Stars in your eyes
This week sees International Astronomy Day, a celebration of the science that allows us to see the history of the universe with our own eyes. And if you fancy a little skywatching yourself, here’s our guide to some of the most noteworthy events that will take place in 2014
28-29 April: A ‘Ring of Fire’ eclipse
It’s quite possible that nobody will actually see the ring phase of this eclipse as it will occur within the uninhabited region of Wilkes Land in Antarctica. However, a partial solar eclipse will be visible from Australia – so head south if you want to see it!
24 May: A (possible) outburst of bright meteors
This could mark the most dramatic sky event in 2014. In the predawn hours of Saturday 24 May our planet is expected to sweep through a great number of dusty trails left behind in space by a small comet (known as P/209 LINEAR).
This unusual cosmic interaction might result in an amazing, albeit brief, display of meteors, popularly known as ‘shooting stars’. There could be many dozens, or even hundreds, of meteors per hour, experts say, so keep your eyes peeled.
10 August: Biggest full moon of 2014
The moon will be at its closest point to the Earth in 2014 at a distance of 221,765 miles (356,896 km), making this a so-called ‘supermoon’. Expect a large range in ocean tides (exceptionally low to exceptionally high) for the next few days.
12 August: The Perseid meteor shower
Unfortunately this one is more of a lowlight than a highlight. The annual summer performance of the brilliant Perseid meteor shower will be severely hindered by the light of a nearly full moon.
18 August: A brilliant double planet
An hour before sunrise, low in the east-northeast sky, the two brightest planets, Venus and Jupiter, will be strikingly close together. The two worlds will be separated by less than two-thirds of the apparent width of the moon in our sky, making for an eye-catching sight.
8 October: Another total lunar eclipse
This eclipse can be see in the western half of North America, the Hawaiian Islands, eastern Asia, Indonesia, New Zealand and the eastern half of Australia. Across central and eastern North America, the moon will set while still completely immersed in Earth’s shadow. The moon will then pass to the north of the centre of the shadow, with the eclipse lasting for up to an hour, so it should be relatively bright, possibly featuring a coppery red hue across the lower part of the moon, contrasted by a brighter upper rim.
Interestingly, during the total phase, binoculars and telescopes will reveal a greenish point of light in the vicinity of the darkened moon – this is actually the planet Uranus. In fact, from central and northern Alaska and northern Canada, the moon will actually occult (hide) Uranus during totality – a very rare event!
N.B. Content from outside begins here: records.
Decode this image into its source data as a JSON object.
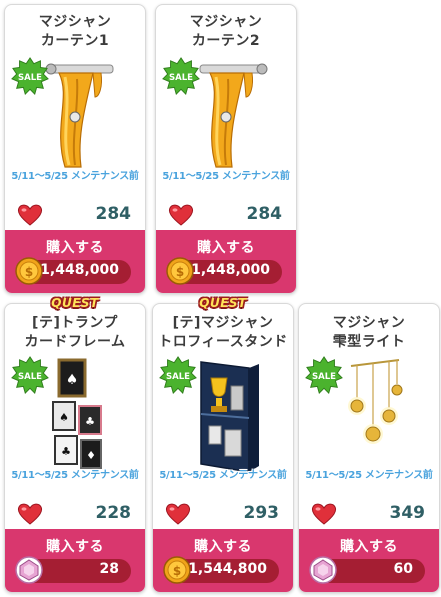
{
  "colors": {
    "accent": "#d9376e",
    "price_bar": "#a51e33",
    "likes_text": "#2f5f65",
    "maintenance_text": "#4aa3dd",
    "heart": "#e0303a",
    "sale_badge": "#4bb32e"
  },
  "cards": [
    {
      "title": "マジシャン\nカーテン1",
      "quest": "",
      "sale": "SALE",
      "maintenance": "5/11～5/25 メンテナンス前",
      "likes": "284",
      "buy_label": "購入する",
      "currency_icon": "coin-icon",
      "price": "1,448,000"
    },
    {
      "title": "マジシャン\nカーテン2",
      "quest": "",
      "sale": "SALE",
      "maintenance": "5/11～5/25 メンテナンス前",
      "likes": "284",
      "buy_label": "購入する",
      "currency_icon": "coin-icon",
      "price": "1,448,000"
    },
    {
      "title": "[テ]トランプ\nカードフレーム",
      "quest": "QUEST",
      "sale": "SALE",
      "maintenance": "5/11～5/25 メンテナンス前",
      "likes": "228",
      "buy_label": "購入する",
      "currency_icon": "gem-icon",
      "price": "28"
    },
    {
      "title": "[テ]マジシャン\nトロフィースタンド",
      "quest": "QUEST",
      "sale": "SALE",
      "maintenance": "5/11～5/25 メンテナンス前",
      "likes": "293",
      "buy_label": "購入する",
      "currency_icon": "coin-icon",
      "price": "1,544,800"
    },
    {
      "title": "マジシャン\n雫型ライト",
      "quest": "",
      "sale": "SALE",
      "maintenance": "5/11～5/25 メンテナンス前",
      "likes": "349",
      "buy_label": "購入する",
      "currency_icon": "gem-icon",
      "price": "60"
    }
  ]
}
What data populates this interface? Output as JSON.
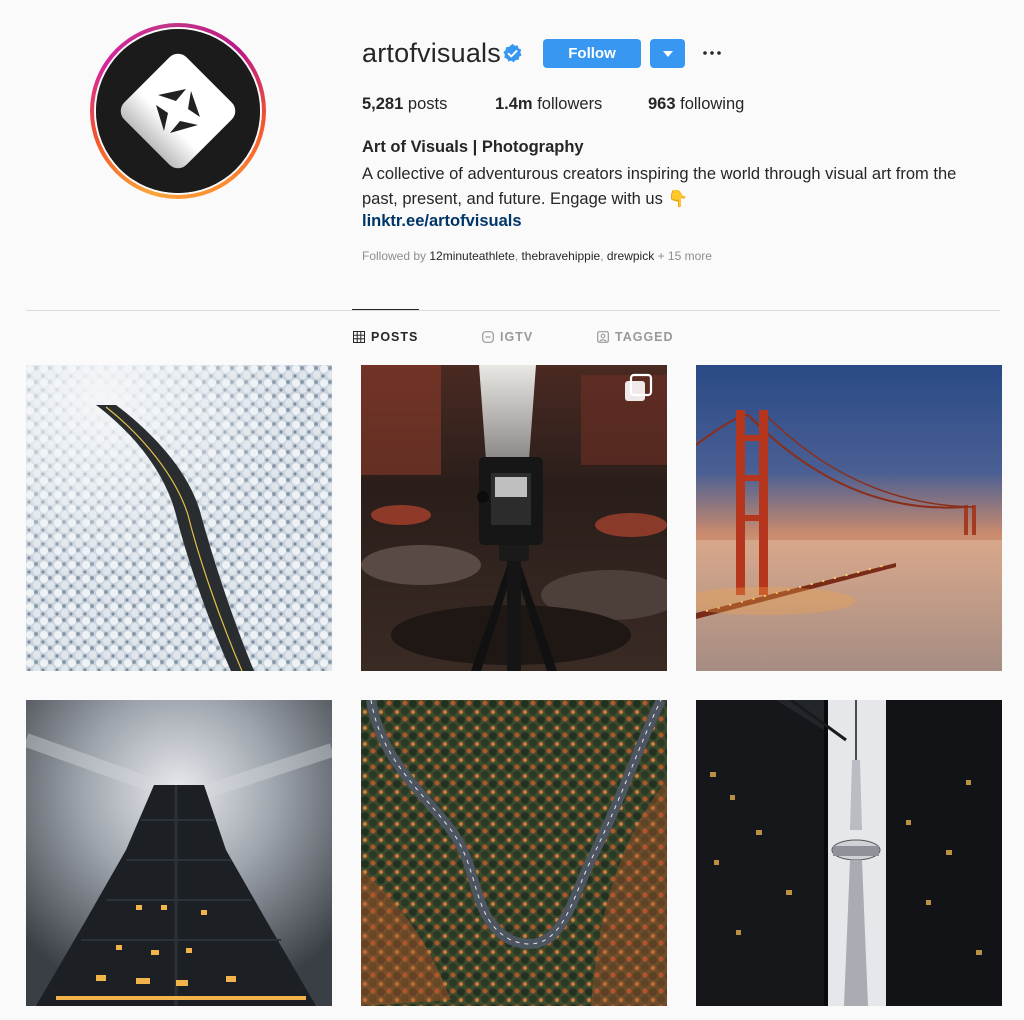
{
  "profile": {
    "username": "artofvisuals",
    "follow_label": "Follow",
    "stats": {
      "posts_count": "5,281",
      "posts_label": "posts",
      "followers_count": "1.4m",
      "followers_label": "followers",
      "following_count": "963",
      "following_label": "following"
    },
    "full_name": "Art of Visuals | Photography",
    "bio_line1": "A collective of adventurous creators inspiring the world through visual art from the",
    "bio_line2": "past, present, and future. Engage with us 👇",
    "link": "linktr.ee/artofvisuals",
    "followed_by_prefix": "Followed by",
    "followed_by_users": [
      "12minuteathlete",
      "thebravehippie",
      "drewpick"
    ],
    "followed_by_more": "+ 15 more"
  },
  "tabs": [
    {
      "label": "POSTS",
      "icon": "grid-icon",
      "active": true
    },
    {
      "label": "IGTV",
      "icon": "igtv-icon",
      "active": false
    },
    {
      "label": "TAGGED",
      "icon": "tagged-icon",
      "active": false
    }
  ],
  "posts": [
    {
      "subject": "frosted forest road aerial"
    },
    {
      "subject": "camera on tripod by waterfall",
      "multiple": true
    },
    {
      "subject": "golden gate bridge in fog at sunset"
    },
    {
      "subject": "dark skyscraper long exposure"
    },
    {
      "subject": "winding road through autumn forest"
    },
    {
      "subject": "cn tower between skyscrapers"
    }
  ],
  "colors": {
    "accent": "#3897f0",
    "link": "#003569",
    "muted": "#8e8e8e",
    "text": "#262626"
  }
}
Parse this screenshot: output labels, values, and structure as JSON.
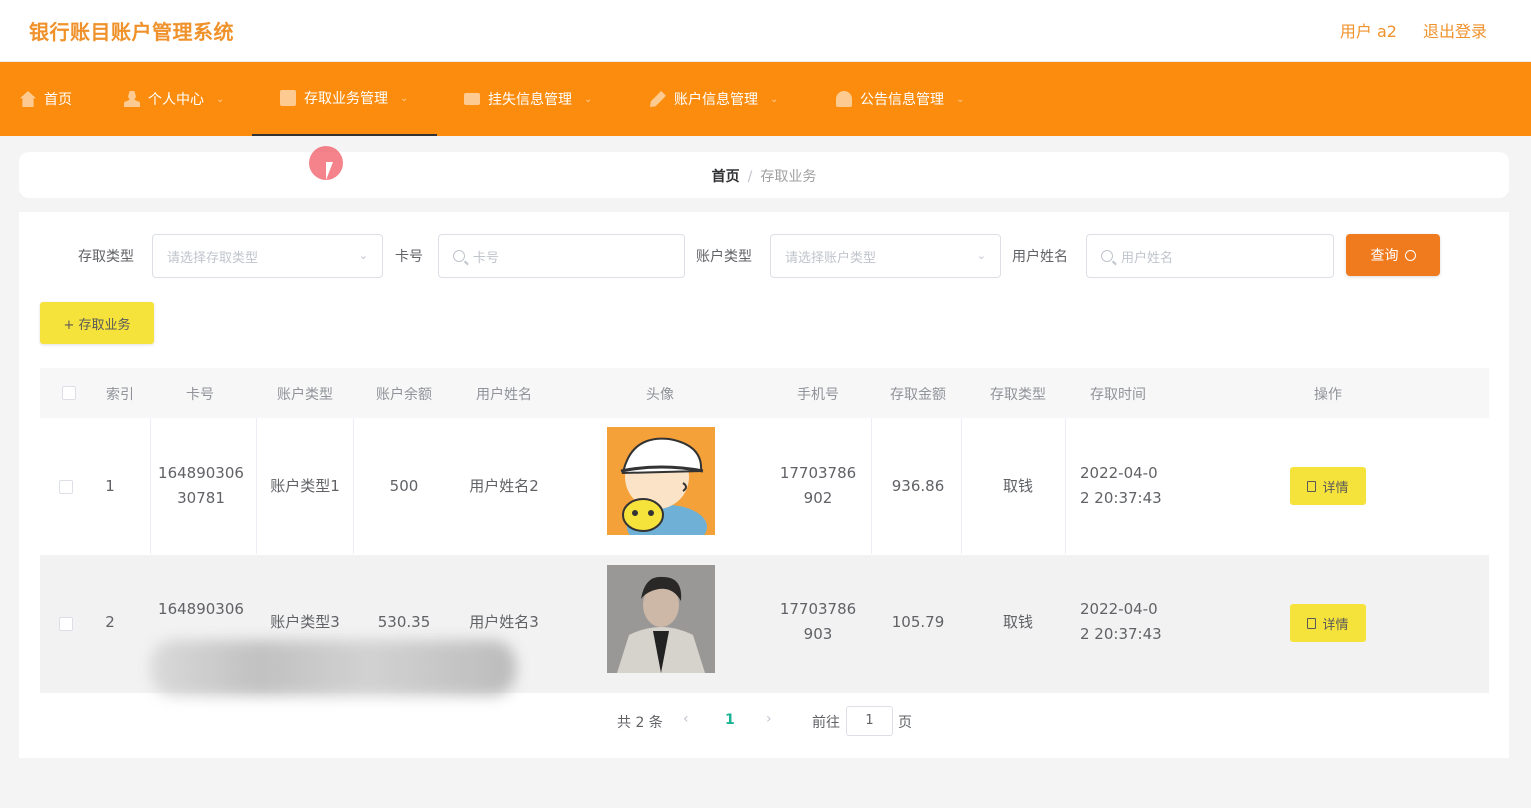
{
  "header": {
    "app_title": "银行账目账户管理系统",
    "user_label": "用户 a2",
    "logout_label": "退出登录"
  },
  "nav": {
    "items": [
      {
        "label": "首页",
        "icon": "home-icon"
      },
      {
        "label": "个人中心",
        "icon": "user-icon"
      },
      {
        "label": "存取业务管理",
        "icon": "document-icon"
      },
      {
        "label": "挂失信息管理",
        "icon": "card-icon"
      },
      {
        "label": "账户信息管理",
        "icon": "edit-icon"
      },
      {
        "label": "公告信息管理",
        "icon": "bell-icon"
      }
    ],
    "active_index": 2,
    "colors": {
      "bar": "#fb8c0d",
      "text": "#ffffff"
    }
  },
  "breadcrumb": {
    "home": "首页",
    "separator": "/",
    "current": "存取业务"
  },
  "search": {
    "type_label": "存取类型",
    "type_placeholder": "请选择存取类型",
    "card_label": "卡号",
    "card_placeholder": "卡号",
    "account_type_label": "账户类型",
    "account_type_placeholder": "请选择账户类型",
    "name_label": "用户姓名",
    "name_placeholder": "用户姓名",
    "query_label": "查询"
  },
  "add_button_label": "+ 存取业务",
  "table": {
    "headers": [
      "索引",
      "卡号",
      "账户类型",
      "账户余额",
      "用户姓名",
      "头像",
      "手机号",
      "存取金额",
      "存取类型",
      "存取时间",
      "操作"
    ],
    "rows": [
      {
        "index": "1",
        "card_line1": "164890306",
        "card_line2": "30781",
        "account_type": "账户类型1",
        "balance": "500",
        "name": "用户姓名2",
        "phone_line1": "17703786",
        "phone_line2": "902",
        "amount": "936.86",
        "op_type": "取钱",
        "time_line1": "2022-04-0",
        "time_line2": "2 20:37:43",
        "action": "详情"
      },
      {
        "index": "2",
        "card_line1": "164890306",
        "card_line2": "",
        "account_type": "账户类型3",
        "balance": "530.35",
        "name": "用户姓名3",
        "phone_line1": "17703786",
        "phone_line2": "903",
        "amount": "105.79",
        "op_type": "取钱",
        "time_line1": "2022-04-0",
        "time_line2": "2 20:37:43",
        "action": "详情"
      }
    ]
  },
  "pagination": {
    "total": "共 2 条",
    "current_page": "1",
    "goto_label": "前往",
    "goto_value": "1",
    "page_unit": "页"
  },
  "colors": {
    "accent": "#fb8c0d",
    "title": "#f0922c",
    "query_button": "#f07a1e",
    "yellow_button": "#f5e23b",
    "active_page": "#1ab394"
  }
}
19 October: Near collision of a comet with Mars
All eyes will be on the Red Planet in October as Comet C/2013 A1 (Siding Spring) discovered by Robert H. McNaught at Australia’s Siding Spring Observatory, will pass extremely close to Mars. The comet will come so close, in fact, that its cloud of gas and dust may envelop Mars, as well as create a stupendous shower of meteors as seen from the Martian surface.
23 October: A partial eclipse of the sun
The moon’s penumbral shadow will fall over much of North America as well as extreme eastern Siberia, producing a partial solar eclipse. The greatest eclipse, with more than four-fifths of the sun’s diameter covered by the moon, will occur in M’Clintock Channel, an arm of the Arctic Ocean that divides Victoria Island from Prince of Wales Island in the Territory of Nunavut, Canada.
13 December: The Geminid Meteor Shower
This is another lowlight. The Geminids, regarded by many observers as the best of the annual meteor showers, has the misfortune of occurring during the time of a last-quarter moon, which will mean that you won’t be able to see all but the brightest meteors.